5. Your take on ‘sexy time’

Show me one single guy who cares about sex at the beginning of a relationship.  Can’t do it, can you?  Somehow, ever guy seems to be asexual at the beginning, but turns into a wild stallion months later.

6. Ex, ex-ex, ex-ex-ex-ex

For some reason, at the beginning of a relationship, you never seem to mention (or even remember) your ex and other past flings.  However, we all know that by the end of the first year, you’re already talking about your 16th.  Jesus!

7. Ignorance

You certainly know EVERYTHING she talks about.  All of her favorite bands, artists, books, and movies… You never tell her until later in the relationship that you have no idea.

-“What movie is that?  I don’t think I’ve seen it.”

- “Well, you told me it was one of your favorites!”

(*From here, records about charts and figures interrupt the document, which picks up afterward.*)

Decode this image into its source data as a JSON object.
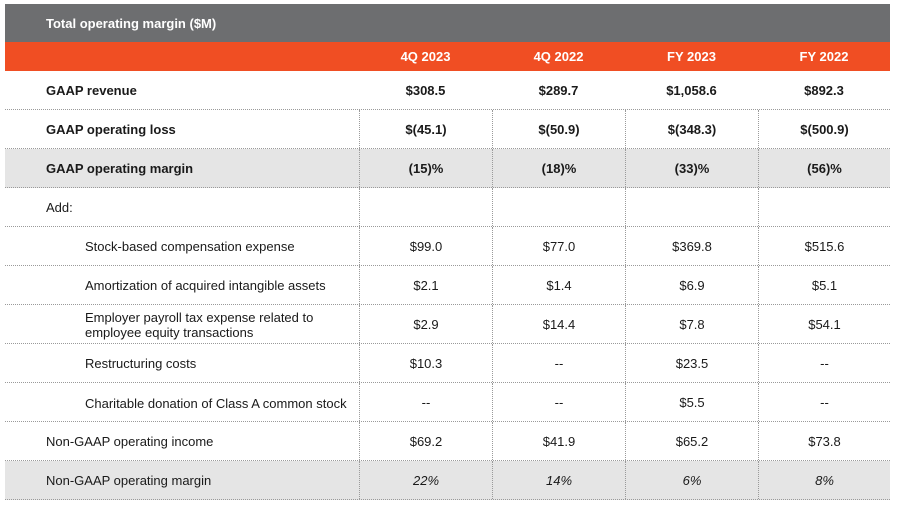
{
  "title": "Total operating margin ($M)",
  "columns": [
    "4Q 2023",
    "4Q 2022",
    "FY 2023",
    "FY 2022"
  ],
  "rows": [
    {
      "label": "GAAP revenue",
      "values": [
        "$308.5",
        "$289.7",
        "$1,058.6",
        "$892.3"
      ]
    },
    {
      "label": "GAAP operating loss",
      "values": [
        "$(45.1)",
        "$(50.9)",
        "$(348.3)",
        "$(500.9)"
      ]
    },
    {
      "label": "GAAP operating margin",
      "values": [
        "(15)%",
        "(18)%",
        "(33)%",
        "(56)%"
      ]
    },
    {
      "label": "Add:",
      "values": [
        "",
        "",
        "",
        ""
      ]
    },
    {
      "label": "Stock-based compensation expense",
      "values": [
        "$99.0",
        "$77.0",
        "$369.8",
        "$515.6"
      ]
    },
    {
      "label": "Amortization of acquired intangible assets",
      "values": [
        "$2.1",
        "$1.4",
        "$6.9",
        "$5.1"
      ]
    },
    {
      "label": "Employer payroll tax expense related to employee equity transactions",
      "values": [
        "$2.9",
        "$14.4",
        "$7.8",
        "$54.1"
      ]
    },
    {
      "label": "Restructuring costs",
      "values": [
        "$10.3",
        "--",
        "$23.5",
        "--"
      ]
    },
    {
      "label": "Charitable donation of Class A common stock",
      "values": [
        "--",
        "--",
        "$5.5",
        "--"
      ]
    },
    {
      "label": "Non-GAAP operating income",
      "values": [
        "$69.2",
        "$41.9",
        "$65.2",
        "$73.8"
      ]
    },
    {
      "label": "Non-GAAP operating margin",
      "values": [
        "22%",
        "14%",
        "6%",
        "8%"
      ]
    }
  ],
  "colors": {
    "header_bar": "#6d6e70",
    "accent": "#f04e23",
    "shade": "#e5e5e5"
  }
}
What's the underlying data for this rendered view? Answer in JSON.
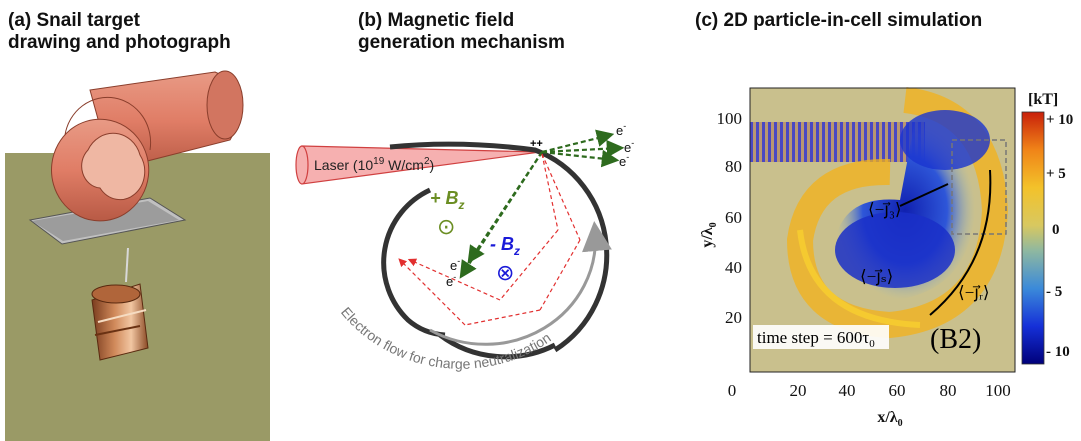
{
  "panel_a": {
    "title_line1": "(a) Snail target",
    "title_line2": "drawing and photograph"
  },
  "panel_b": {
    "title_line1": "(b) Magnetic field",
    "title_line2": "generation mechanism",
    "laser_label_prefix": "Laser (10",
    "laser_label_exp": "19",
    "laser_label_mid": " W/cm",
    "laser_label_exp2": "2",
    "laser_label_suffix": ")",
    "plus_marks": "++",
    "electron": "e",
    "minus": "-",
    "plus_bz_sign": "+ B",
    "minus_bz_sign": "- B",
    "bz_subscript": "z",
    "dot_symbol": "⊙",
    "cross_symbol": "⊗",
    "flow_label": "Electron flow for charge neutralization",
    "colors": {
      "laser": "#f2a0a0",
      "green": "#2e6b1e",
      "blue": "#1a1ad8",
      "red_dashed": "#e23030",
      "target": "#333333"
    }
  },
  "panel_c": {
    "title": "(c) 2D particle-in-cell simulation",
    "ylabel": "y/λ",
    "ylabel_sub": "0",
    "xlabel": "x/λ",
    "xlabel_sub": "0",
    "x_ticks": [
      "0",
      "20",
      "40",
      "60",
      "80",
      "100"
    ],
    "y_ticks": [
      "100",
      "80",
      "60",
      "40",
      "20"
    ],
    "colorbar_unit": "[kT]",
    "colorbar_ticks": [
      "+ 10",
      "+ 5",
      "0",
      "- 5",
      "- 10"
    ],
    "time_step": "time step = 600τ",
    "time_step_sub": "0",
    "panel_tag": "(B2)",
    "current_j3": "⟨−j⃗₃⟩",
    "current_js": "⟨−j⃗ₛ⟩",
    "current_jr": "⟨−j⃗ᵣ⟩"
  }
}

- Duh, I lied to impress you!

8. Tastes, hobbies

You present yourself as the kind of guy who’s a wine expert, extremely detailed, showers 6 times a week, and drinks water from a crystal glass.  However, in 6 months, that civilized gentleman has turned into Tarzan.

9. Short temper

When you still have that ‘fresh’ vibe going on, you kindly warn other dudes that stare at your girl, and then are done with it. After a certain while, you are ready to choke him right there!

10. Jealousy

Jealousy corresponds perfectly with time. You might think it starts as you move along but in truth, you had been hiding it all along very skillfully. 

-No, why would I be jealous?  He’s just your friend from high school, right?

11. Belly

You try so hard to suck your belly in that you lose at least 5 pounds in the first few months… If only you’d spend half of that effort on exercise!

12. Being natural

They never know how you look in your “natural” form.  When you wake up, the first thing you do is clean yourself up, even if you’re just going to the store.  However, after a while, you shatter that image by revealing your natural form, and she will be like “dafuq?”

13. Priorities

At the beginning of a relationship, your first priorities are yourself, your partner, your families, and your friends.  But after a while, betting, gaming, and drinking with your friends rapidly tops that list.  Your partner will always be first, but sometimes it’ll be hard to tell.

Bonus: Talents

He told you he’s a good dancer?  Take him to a friend’s wedding and check out his clumsy waltz and disastrous salsa skills.